Indian students have to go through numerous high octane entrance exams to study engineering or medicine.
With more and more students appearing for these exams, the level a student has to go to pass these exams have become mindless.
If you answer something wrongly, marks will be cut. While the concept you learn is 10 pages, the number of questions that you need to master to get a good score on that 10 page concept is 100 pages.
All kinds of twisted thinking in the name of setting up a question is entertained. It is almost like what a top end cricketer like Kohli would have practiced to face all kinds of balls over a period of 10 years is stuffed into 2 years of a student life.
We have rendered our schools that educated the child from 3 years of age until 15 years useless. If you study what they teach at school, you can’t hope to clear those exams. You need special coaching at exorbitant prices paid to private tuitions. More than all this, a kid who is just beginning to understand life is put through unimaginable stress for no reason, become depressed and worried, relinquish all social life and fun, and just made to read and prepare for questions on a 10000 page document.
It is time we rethink this model. If you continue with this, you will find a large number of people paying their education debt for a good part of their life, just to acquire skills in a particular domain.
Whether it is the Engineering disciplines, Pure Science or Medicine, all you are doing is learning some skills in that domain. A large part of this can be done online. You don’t need fancy buildings spread over hundreds of acres of land, holding the students permanently there to achieve this.
Higher Education institutions, Engineering and Sciences have to go for a hybrid model, find ways to scale their reach using a hybrid approach of Online classes and offline classes where required. Lab facilities can be shared across institutions just like how Hospitals have become facilities for Doctors to come and consult or how Retail outlets are shared by brands to display and sell their product.
Professors are like consultants who can be on contract to teach in one or more institutions. Institutions can collaborate to share facilities, lab, research equipment.
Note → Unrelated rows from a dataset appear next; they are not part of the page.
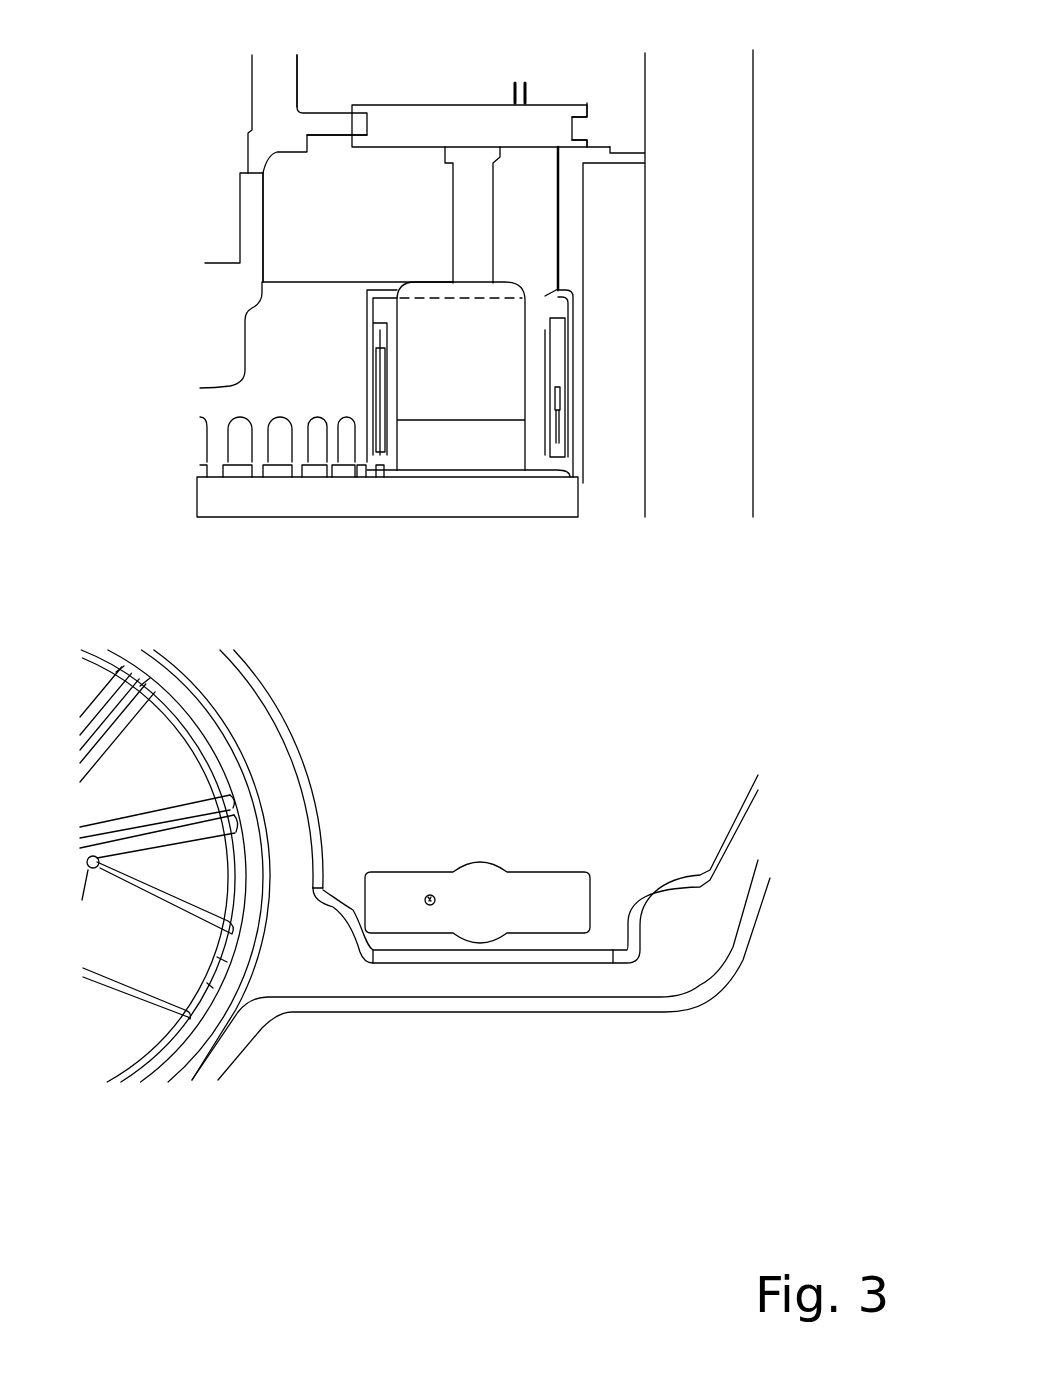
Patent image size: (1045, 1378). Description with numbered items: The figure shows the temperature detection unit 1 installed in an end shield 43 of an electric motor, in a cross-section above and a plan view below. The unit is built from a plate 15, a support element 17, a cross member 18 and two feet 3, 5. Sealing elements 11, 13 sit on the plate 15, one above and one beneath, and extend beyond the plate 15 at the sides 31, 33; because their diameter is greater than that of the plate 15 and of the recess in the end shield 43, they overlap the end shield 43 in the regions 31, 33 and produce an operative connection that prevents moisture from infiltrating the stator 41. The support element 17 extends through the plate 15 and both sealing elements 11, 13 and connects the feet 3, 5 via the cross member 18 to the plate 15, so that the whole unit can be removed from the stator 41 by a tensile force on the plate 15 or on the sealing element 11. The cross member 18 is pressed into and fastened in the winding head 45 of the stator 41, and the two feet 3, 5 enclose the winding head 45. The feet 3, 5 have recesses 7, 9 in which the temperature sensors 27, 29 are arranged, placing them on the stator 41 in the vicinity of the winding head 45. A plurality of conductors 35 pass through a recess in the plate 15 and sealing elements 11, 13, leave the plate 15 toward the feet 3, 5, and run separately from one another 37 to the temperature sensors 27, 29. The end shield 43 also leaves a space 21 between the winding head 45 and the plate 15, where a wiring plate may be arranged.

The temperature detection unit 1 is at (444, 54).
The foot 3 is at (377, 395).
The foot 5 is at (568, 333).
The recess 7 is at (385, 422).
The recess 9 is at (566, 348).
The sealing element 11 is at (578, 110).
The sealing element 13 is at (578, 140).
The plate 15 is at (444, 140).
The support element 17 is at (492, 243).
The cross member 18 is at (558, 290).
The space 21 is at (348, 245).
The temperature sensor 27 is at (393, 334).
The temperature sensor 29 is at (548, 421).
The side region 31 is at (359, 101).
The side region 33 is at (358, 151).
The conductors 35 is at (536, 90).
The separate conductor run 37 is at (558, 227).
The stator 41 is at (266, 512).
The end shield 43 is at (280, 125).
The winding head 45 is at (496, 377).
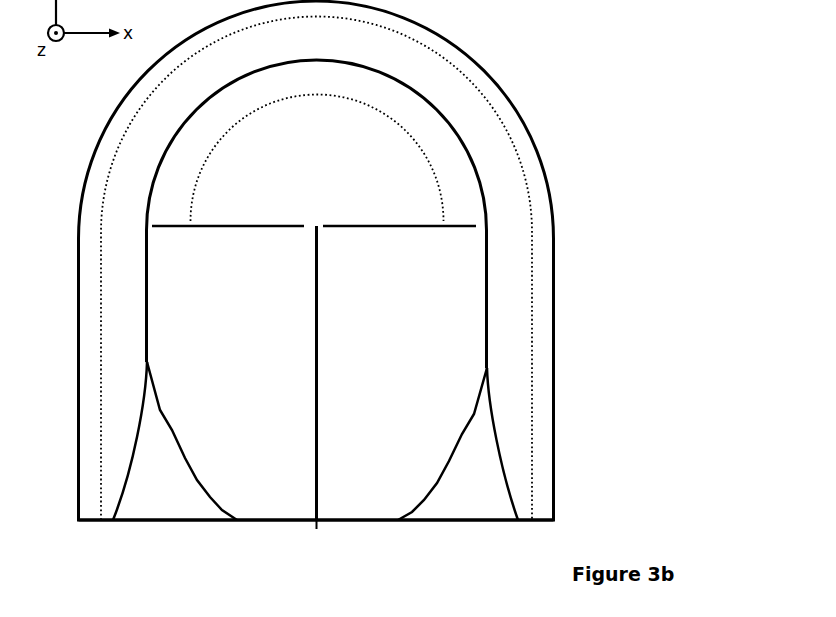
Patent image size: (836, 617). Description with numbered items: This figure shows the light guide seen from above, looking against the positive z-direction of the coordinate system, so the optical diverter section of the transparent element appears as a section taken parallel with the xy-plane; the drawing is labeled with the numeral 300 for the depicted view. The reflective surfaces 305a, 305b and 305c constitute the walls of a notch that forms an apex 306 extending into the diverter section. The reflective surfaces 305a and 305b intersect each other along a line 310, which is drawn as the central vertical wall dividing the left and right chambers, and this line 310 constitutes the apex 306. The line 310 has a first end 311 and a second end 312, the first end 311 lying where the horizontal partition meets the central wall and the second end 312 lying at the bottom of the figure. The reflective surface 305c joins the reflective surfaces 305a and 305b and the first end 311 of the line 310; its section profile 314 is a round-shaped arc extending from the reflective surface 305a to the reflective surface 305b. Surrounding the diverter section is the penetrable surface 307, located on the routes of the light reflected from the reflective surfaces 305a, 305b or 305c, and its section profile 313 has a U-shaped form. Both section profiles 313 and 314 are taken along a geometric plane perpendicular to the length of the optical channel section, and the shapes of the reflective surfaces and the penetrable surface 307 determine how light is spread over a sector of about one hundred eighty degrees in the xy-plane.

The shower head / device 300 is at (113, 1).
The reflective surface 305a is at (253, 364).
The reflective surface 305b is at (437, 334).
The reflective surface 305c is at (338, 164).
The apex 306 is at (317, 348).
The penetrable surface 307 is at (178, 116).
The line 310 is at (317, 428).
The first end 311 is at (317, 226).
The second end 312 is at (316, 528).
The section profile 313 is at (533, 272).
The section profile 314 is at (421, 144).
Students can do a large part of their study online with a need to go visit a shared facility when they have to write exams, do experiments or for social gatherings.
It is time to consolidate educational institutions just like how banks are merged, Scale the admissions drastically using a judicious mix of online and offline means, preserve quality of teaching by delinking teachers from institutions.
By increasing the capacity, it is possible to charge less fees and earn more, drop the need for entrance tests altogether, make the existing board exams as the only criteria to have a logical continuity into college admissions and ban entrance exams altogether.
If you doubt the power of online, look at the IIT Madras Data Science course which is taught by the same professors who teach there or the numerous successful online courses taught by eminent people.
If you doubt the standards of education cannot be held high without a mind numbing hard entrance exam, look at the ISRO scientists launching Chandrayan missions who have come from a modest background from regular State Government schools.
If you doubt that education institutions cannot share resources, look at how banks got merged or cell phone companies share mobile towers.
If you doubt good professors are available only in some institutions, look at how hospitals employ consultants who are specialists and how their services can be shared across multiple organizations.
We need to look at education as an enabler not as a barrier.
The country should be ready to educate anyone who wants to learn by eliminating the bottlenecks we have instead of stifling the interest in the children to pursue learning with monstrous entrance exams.
My question is, suppose a person doesn’t get through an entrance exam, do they have to abandon their interest in learning a domain skill for life ?
Why not keep it flexible, allow anyone to become interested in anything at any time and pursue it freely without bottlenecks?
India is blessed with human resources. The best way you can use them and develop this country is by enabling more people to pursue what they want to pursue. That way you are increasing the surface area of future success of this country.
Entrance exams to learn a domain skill are as unwanted as a bicycle for a fish.